Under write-only access, Files.com has no visibility into the contents of the bucket beyond confirming successful uploads. Existing objects remain fully protected and immutable from the Files.com connection.

Dedicated IPs

If your site has dedicated IP addresses, you can choose whether Files.com uses those dedicated IP addresses to interact with the remote server. Enable this to simplify networking rules in the remote system. If you do not have dedicated IP addresses, or you disable this option, connections to the remote server can come from any of Files.com's available IP Addresses.

Cleaning Up Incomplete Multipart Uploads in S3 Emulation Mode

When using Google Cloud Storage (GCS) in S3 compatibility mode with Files.com, uploads use the Multipart Upload process, just like Amazon S3.

If multipart uploads are not completed or aborted, the uploaded parts can remain stored indefinitely, consuming storage space and potentially incurring costs.
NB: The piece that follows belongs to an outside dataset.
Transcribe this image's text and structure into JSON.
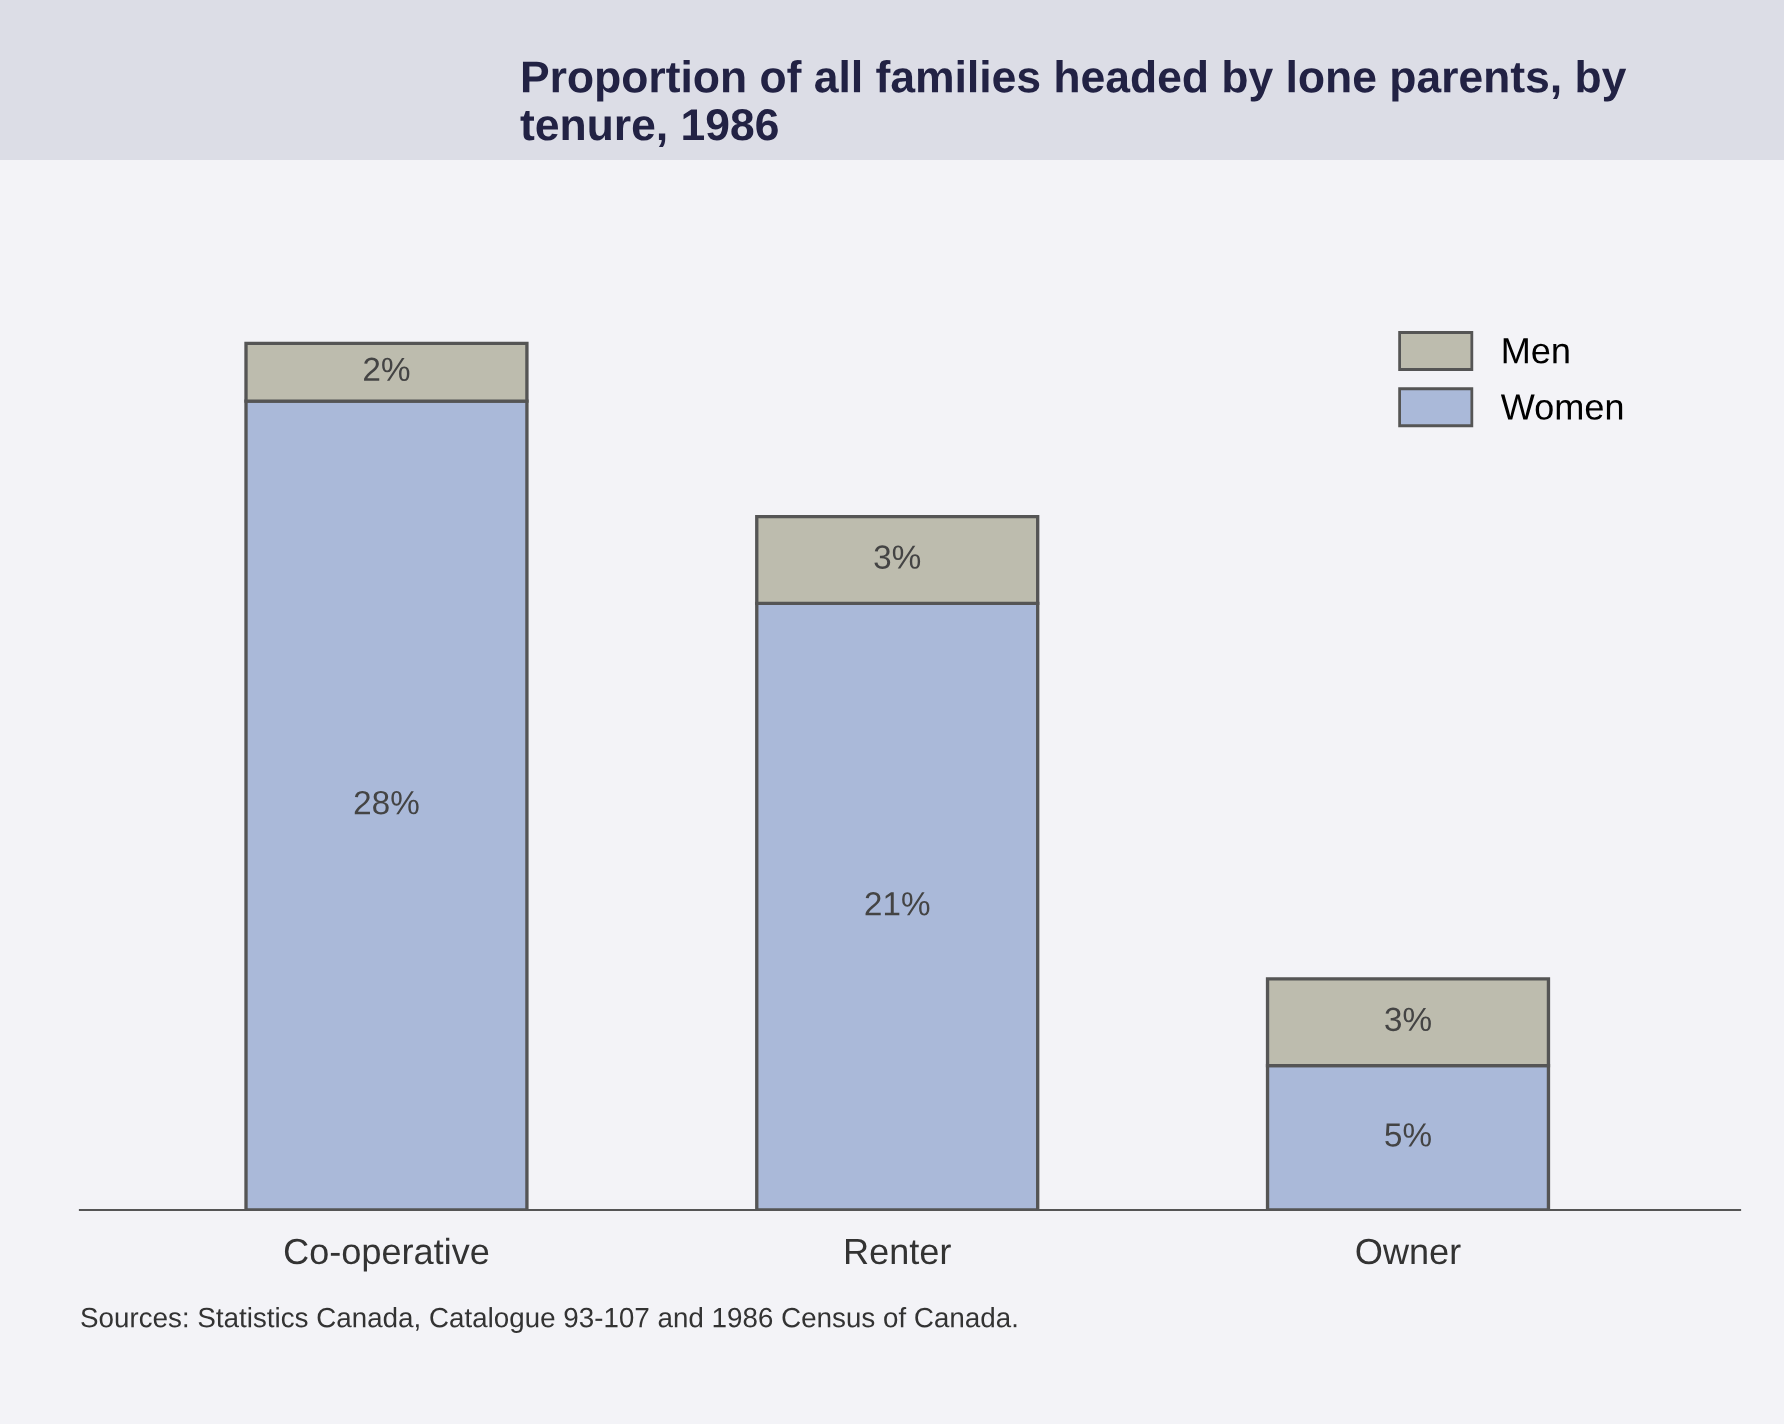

To prevent this, configure a GCS Object Lifecycle ManagementExternal LinkThis link leads to an external website and will open in a new tab rule that automatically aborts incomplete multipart uploads after a set period.
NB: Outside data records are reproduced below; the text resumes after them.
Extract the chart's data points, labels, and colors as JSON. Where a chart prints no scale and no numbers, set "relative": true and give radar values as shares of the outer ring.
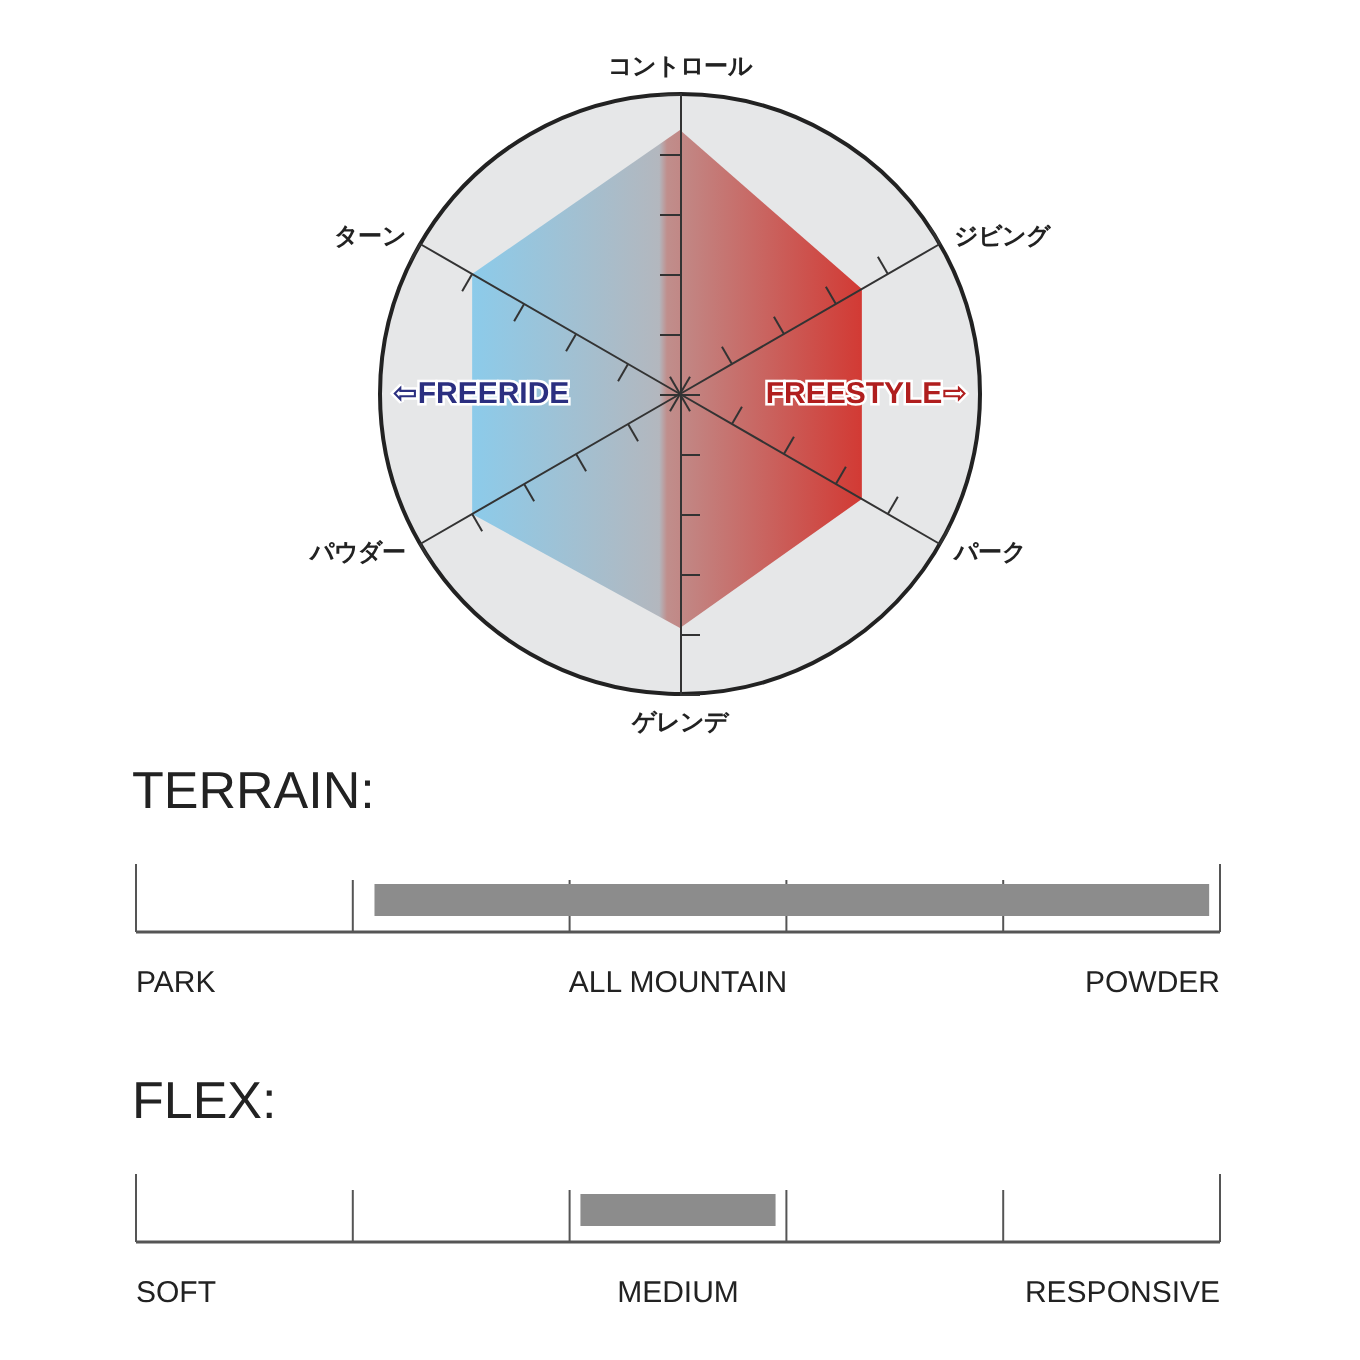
{
  "chart_data": [
    {
      "type": "radar",
      "relative": true,
      "categories": [
        "コントロール",
        "ジビング",
        "パーク",
        "ゲレンデ",
        "パウダー",
        "ターン"
      ],
      "series": [
        {
          "color": "#8ccbea",
          "values": [
            0.88,
            0.7,
            0.7,
            0.78,
            0.8,
            0.8
          ]
        }
      ],
      "marker": "none",
      "annotations": [
        "⇦FREERIDE",
        "FREESTYLE⇨"
      ]
    },
    {
      "type": "other",
      "title": "TERRAIN:",
      "annotations": [
        "PARK",
        "ALL MOUNTAIN",
        "POWDER"
      ]
    },
    {
      "type": "other",
      "title": "FLEX:",
      "annotations": [
        "SOFT",
        "MEDIUM",
        "RESPONSIVE"
      ]
    }
  ]
}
The following is an example GCS Lifecycle Rule:

{
  "rule": [
    {
       action {
         type = "AbortIncompleteMultipartUpload" # Abort incomplete uploads after 7 days
      }
       condition {
         age = 7
      }
    }
  ]
}

This rule automatically aborts any multipart uploads older than seven days and deletes their parts.

Add Remote Server Mount

Remote Server Mounts are created by mounting them onto an empty folder in Files.com. We recommend against mounting onto the Root of your site, although that is supported if you need it.

Add Sync

After creating the Remote Server, you can use it to perform Syncs between your remote server and Files.com.

Automations

Folders configured with a Remote Server Mount to Google Cloud can also be used with automations. You can include Google Cloud Storage buckets as source locations or destinations for your automations.

Case Sensitivity

Be aware of case sensitivity differences when copying, moving, or syncing files and folders between Google Cloud Storage and other storage locations. Google Cloud Storage is a case sensitive system, whereas other systems may not be. Files can be overwritten, and folders can have their contents merged, if their case insensitive names match.

Folder Representation Using Slash Files

Google Cloud Storage does not natively support hierarchical folders and instead stores data in a flat namespace. Files.com represents folder structures in Google Cloud Storage using slash files, a convention that simulates directories while remaining compatible with Google's underlying storage model.